With hackers around the world gleefully hacking away at its Kinect add-on for the Xbox 360, Microsoft claims that it left the device "open" expressly for this purpose, knowing that developer interest in the device would drive further sales.
Many have reported that this stance was a reversal of its first public comments on the hacks, in which the software giant said it would work with law enforcement to prevent tampering. But that's not what happened: Microsoft originally stated that it didn't want hackers to modify the Kinect itself, and would work to prevent that. It has no issue with those seeking to create software interfaces to Kinect, which comes with an industry standard USB cable, allowing it to be connected to a PC.
Here's the original statement Microsoft made regarding Kinect hacking. "Microsoft does not condone the modification of its products. With Kinect, Microsoft built in numerous hardware and software safeguards designed to reduce the chances of product tampering. Microsoft will continue to make advances in these types of safeguards and work closely with law enforcement and product safety groups to keep Kinect tamper-resistant."
This hasn't changed: The software giant still does not want individuals or companies tampering with the Kinect hardware or its internal software, and will seek to prevent that. But it has no problem with people creating open-source drivers for the Kinect so that it works with PC operating systems like Linux. And that's exactly what's happened.
"Kinect was not actually hacked," Microsoft's Alex Kipman told NPR this past week. "Hacking would mean that someone got to our algorithms that sit inside the Xbox and was able to actually use them, which hasn't happened, or it means that you put a device between the sensor and the Xbox for means of cheating, which also has not happened."

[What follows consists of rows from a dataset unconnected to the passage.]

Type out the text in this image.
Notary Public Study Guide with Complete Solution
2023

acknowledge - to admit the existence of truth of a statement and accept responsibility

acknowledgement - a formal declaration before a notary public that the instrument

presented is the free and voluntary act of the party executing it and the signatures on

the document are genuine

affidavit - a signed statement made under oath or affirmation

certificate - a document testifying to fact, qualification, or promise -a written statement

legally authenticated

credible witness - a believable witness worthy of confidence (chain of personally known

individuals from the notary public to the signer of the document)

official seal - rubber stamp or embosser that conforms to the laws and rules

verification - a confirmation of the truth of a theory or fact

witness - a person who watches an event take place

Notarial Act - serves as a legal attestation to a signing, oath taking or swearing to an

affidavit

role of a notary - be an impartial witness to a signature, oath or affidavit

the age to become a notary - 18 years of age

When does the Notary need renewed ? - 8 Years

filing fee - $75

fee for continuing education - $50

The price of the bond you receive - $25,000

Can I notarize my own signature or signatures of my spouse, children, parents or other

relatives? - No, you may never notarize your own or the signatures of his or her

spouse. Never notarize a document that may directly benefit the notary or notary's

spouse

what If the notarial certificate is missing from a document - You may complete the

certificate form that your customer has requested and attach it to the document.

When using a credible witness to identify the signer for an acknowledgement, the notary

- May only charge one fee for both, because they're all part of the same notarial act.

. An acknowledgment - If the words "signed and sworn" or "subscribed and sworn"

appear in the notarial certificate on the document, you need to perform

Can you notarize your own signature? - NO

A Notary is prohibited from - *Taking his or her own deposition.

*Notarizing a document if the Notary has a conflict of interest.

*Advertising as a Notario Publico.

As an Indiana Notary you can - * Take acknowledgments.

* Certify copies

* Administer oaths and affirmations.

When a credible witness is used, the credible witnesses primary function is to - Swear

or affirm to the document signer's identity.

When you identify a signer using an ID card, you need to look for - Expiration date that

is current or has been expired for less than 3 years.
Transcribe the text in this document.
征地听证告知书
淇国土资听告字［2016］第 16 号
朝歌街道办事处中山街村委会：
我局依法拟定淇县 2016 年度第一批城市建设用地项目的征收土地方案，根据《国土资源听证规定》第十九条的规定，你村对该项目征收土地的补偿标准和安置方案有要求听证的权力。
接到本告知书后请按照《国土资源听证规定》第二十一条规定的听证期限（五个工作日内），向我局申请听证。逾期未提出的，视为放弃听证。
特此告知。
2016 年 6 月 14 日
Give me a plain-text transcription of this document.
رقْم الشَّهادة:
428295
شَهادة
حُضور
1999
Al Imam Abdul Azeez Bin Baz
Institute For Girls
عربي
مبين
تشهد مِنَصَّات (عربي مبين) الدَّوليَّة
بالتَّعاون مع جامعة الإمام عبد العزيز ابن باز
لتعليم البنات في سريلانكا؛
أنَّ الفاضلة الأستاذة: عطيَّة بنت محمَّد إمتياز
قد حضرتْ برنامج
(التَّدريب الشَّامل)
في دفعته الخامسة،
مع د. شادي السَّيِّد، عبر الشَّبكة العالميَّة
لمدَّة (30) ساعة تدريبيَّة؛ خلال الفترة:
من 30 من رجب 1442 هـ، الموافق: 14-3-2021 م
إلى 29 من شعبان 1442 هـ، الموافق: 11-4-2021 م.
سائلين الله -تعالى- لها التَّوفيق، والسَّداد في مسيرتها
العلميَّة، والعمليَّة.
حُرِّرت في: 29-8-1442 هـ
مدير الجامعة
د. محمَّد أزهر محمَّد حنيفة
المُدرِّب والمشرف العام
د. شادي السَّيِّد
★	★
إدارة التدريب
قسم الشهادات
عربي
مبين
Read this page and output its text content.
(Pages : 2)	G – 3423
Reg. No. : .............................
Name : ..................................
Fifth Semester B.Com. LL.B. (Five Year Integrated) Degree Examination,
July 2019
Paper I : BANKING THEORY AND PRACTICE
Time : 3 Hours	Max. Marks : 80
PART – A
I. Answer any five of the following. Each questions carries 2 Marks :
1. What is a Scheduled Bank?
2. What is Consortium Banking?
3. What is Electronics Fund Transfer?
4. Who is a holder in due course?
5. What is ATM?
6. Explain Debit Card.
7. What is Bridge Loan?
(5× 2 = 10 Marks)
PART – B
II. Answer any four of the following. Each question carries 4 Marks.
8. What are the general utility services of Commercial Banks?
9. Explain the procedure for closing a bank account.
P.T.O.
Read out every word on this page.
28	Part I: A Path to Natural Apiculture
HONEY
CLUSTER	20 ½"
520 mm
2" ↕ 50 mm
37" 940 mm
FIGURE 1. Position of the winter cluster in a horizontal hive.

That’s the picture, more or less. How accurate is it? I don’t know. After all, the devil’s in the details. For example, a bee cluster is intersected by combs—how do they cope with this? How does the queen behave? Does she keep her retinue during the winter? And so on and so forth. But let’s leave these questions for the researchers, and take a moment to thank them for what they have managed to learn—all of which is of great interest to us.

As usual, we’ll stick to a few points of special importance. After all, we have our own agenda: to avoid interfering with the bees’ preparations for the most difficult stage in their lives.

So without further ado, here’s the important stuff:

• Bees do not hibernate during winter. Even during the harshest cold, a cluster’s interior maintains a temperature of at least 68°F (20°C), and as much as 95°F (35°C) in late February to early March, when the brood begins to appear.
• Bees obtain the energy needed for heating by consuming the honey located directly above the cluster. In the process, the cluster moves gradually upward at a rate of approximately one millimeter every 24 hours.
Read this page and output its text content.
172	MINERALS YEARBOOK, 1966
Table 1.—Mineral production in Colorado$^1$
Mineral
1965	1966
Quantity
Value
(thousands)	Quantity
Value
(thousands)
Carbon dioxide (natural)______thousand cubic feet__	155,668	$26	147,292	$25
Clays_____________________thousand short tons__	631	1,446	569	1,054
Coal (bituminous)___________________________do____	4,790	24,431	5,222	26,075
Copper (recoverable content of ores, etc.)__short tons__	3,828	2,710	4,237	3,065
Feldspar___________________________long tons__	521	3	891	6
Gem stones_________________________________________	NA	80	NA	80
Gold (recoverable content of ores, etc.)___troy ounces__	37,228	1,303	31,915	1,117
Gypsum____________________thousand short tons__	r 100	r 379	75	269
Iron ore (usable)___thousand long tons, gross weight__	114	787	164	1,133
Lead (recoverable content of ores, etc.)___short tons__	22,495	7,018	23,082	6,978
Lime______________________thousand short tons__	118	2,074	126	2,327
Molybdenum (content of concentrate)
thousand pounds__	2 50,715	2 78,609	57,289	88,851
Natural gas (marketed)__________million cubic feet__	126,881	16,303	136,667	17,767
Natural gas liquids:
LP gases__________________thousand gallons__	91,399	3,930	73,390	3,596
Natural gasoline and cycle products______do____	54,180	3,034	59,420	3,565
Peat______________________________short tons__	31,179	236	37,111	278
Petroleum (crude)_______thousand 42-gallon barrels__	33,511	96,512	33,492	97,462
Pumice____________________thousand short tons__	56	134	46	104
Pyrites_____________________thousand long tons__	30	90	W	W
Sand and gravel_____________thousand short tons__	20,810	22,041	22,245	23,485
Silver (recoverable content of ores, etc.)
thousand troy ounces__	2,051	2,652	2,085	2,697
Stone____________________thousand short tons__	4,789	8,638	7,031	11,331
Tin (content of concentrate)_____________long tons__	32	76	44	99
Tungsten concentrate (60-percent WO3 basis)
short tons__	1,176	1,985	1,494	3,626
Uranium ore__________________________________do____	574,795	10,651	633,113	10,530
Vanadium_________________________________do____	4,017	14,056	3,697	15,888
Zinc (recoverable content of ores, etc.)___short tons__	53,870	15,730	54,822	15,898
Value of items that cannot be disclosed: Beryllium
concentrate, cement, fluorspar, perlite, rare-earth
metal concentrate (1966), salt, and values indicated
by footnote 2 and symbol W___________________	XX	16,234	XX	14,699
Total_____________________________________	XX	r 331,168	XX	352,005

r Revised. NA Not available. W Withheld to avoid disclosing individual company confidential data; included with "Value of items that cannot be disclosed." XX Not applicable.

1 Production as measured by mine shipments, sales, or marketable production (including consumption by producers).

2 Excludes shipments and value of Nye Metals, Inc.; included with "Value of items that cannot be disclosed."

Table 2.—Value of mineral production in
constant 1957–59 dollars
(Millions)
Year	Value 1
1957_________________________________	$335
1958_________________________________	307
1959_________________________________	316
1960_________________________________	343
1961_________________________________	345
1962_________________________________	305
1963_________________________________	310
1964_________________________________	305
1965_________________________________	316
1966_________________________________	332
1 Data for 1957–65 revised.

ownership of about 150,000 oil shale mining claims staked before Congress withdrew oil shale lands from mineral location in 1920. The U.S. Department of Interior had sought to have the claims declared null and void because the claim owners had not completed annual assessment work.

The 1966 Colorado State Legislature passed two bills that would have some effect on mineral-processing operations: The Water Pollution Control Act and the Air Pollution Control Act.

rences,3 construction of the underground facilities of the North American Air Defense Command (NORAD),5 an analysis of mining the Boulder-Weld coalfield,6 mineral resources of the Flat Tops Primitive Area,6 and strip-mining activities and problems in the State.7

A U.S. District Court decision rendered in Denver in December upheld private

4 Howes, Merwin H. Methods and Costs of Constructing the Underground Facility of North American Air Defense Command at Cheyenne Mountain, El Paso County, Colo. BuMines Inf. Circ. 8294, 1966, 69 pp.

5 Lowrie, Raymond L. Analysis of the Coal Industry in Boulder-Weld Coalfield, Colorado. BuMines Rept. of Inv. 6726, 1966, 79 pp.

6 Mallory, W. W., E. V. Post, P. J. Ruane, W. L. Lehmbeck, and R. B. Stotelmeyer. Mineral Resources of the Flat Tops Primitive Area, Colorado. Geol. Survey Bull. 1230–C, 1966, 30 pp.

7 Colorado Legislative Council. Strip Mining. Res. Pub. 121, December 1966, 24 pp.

"What has happened is someone wrote an open-source driver for PCs that essentially opens the USB connection, which we didn't protect, by design, and reads the inputs from the sensor," he explained. "The sensor has eyes and ears, and that's a whole lot of noise that someone needs to take and turn into signal." When asked if Microsoft intended to pursue the people behind this code, Kipman said "no, absolutely not."
Faced with the supposed contradiction, the gullible tech press almost universally accused Microsoft of "reversing course" on this one. But that's not what happened, and Microsoft's public statements about Kinect hacking are not in any way contradictory. Sorry, conspiracy theorists.
As for the open-source drivers, hacker Héctor Martín Cantero won a web contest worth $3000 to become the first to turn Microsoft's video game accessory into a Linux peripheral of sorts. It doesn't do much yet, but the open-source community seems curiously excited by Microsoft's hardware, and also curiously unable to summon much in the way of thanks to the software giant for not stomping on their plans. That's an inconvenient truth that the mainstream tech rags seem to be ignoring as well.
Meanwhile, "The Motley Fool" this week described Kinect as a "home run," noting that Microsoft was on track to sell over 5 million units by the end of the year. "That's a tremendous success story, because selling add-on hardware like Kinect is a challenging field," Fool.com analyst Eric Bleeker says. "Kinect should key a strong holiday season for Microsoft." He also noted that Xbox user engagement was far more dramatic than anything seen with Apple's iPhone, the current industry darling. "Advertisers drool at the engagement level of smartphone users with their apps, but that's nothing compared with the engagement Microsoft sees with its Xbox Live users," he added. "The average Xbox Live user spends 40 hours a month in the platform, dwarfing reports of iPhone users spending 30 minutes a day engaged with apps."
One can only imagine the effect that dozens of Linux users will have on Kinect usage. Regardless, kudos to Microsoft for leaving its new device open. Someone has to say it.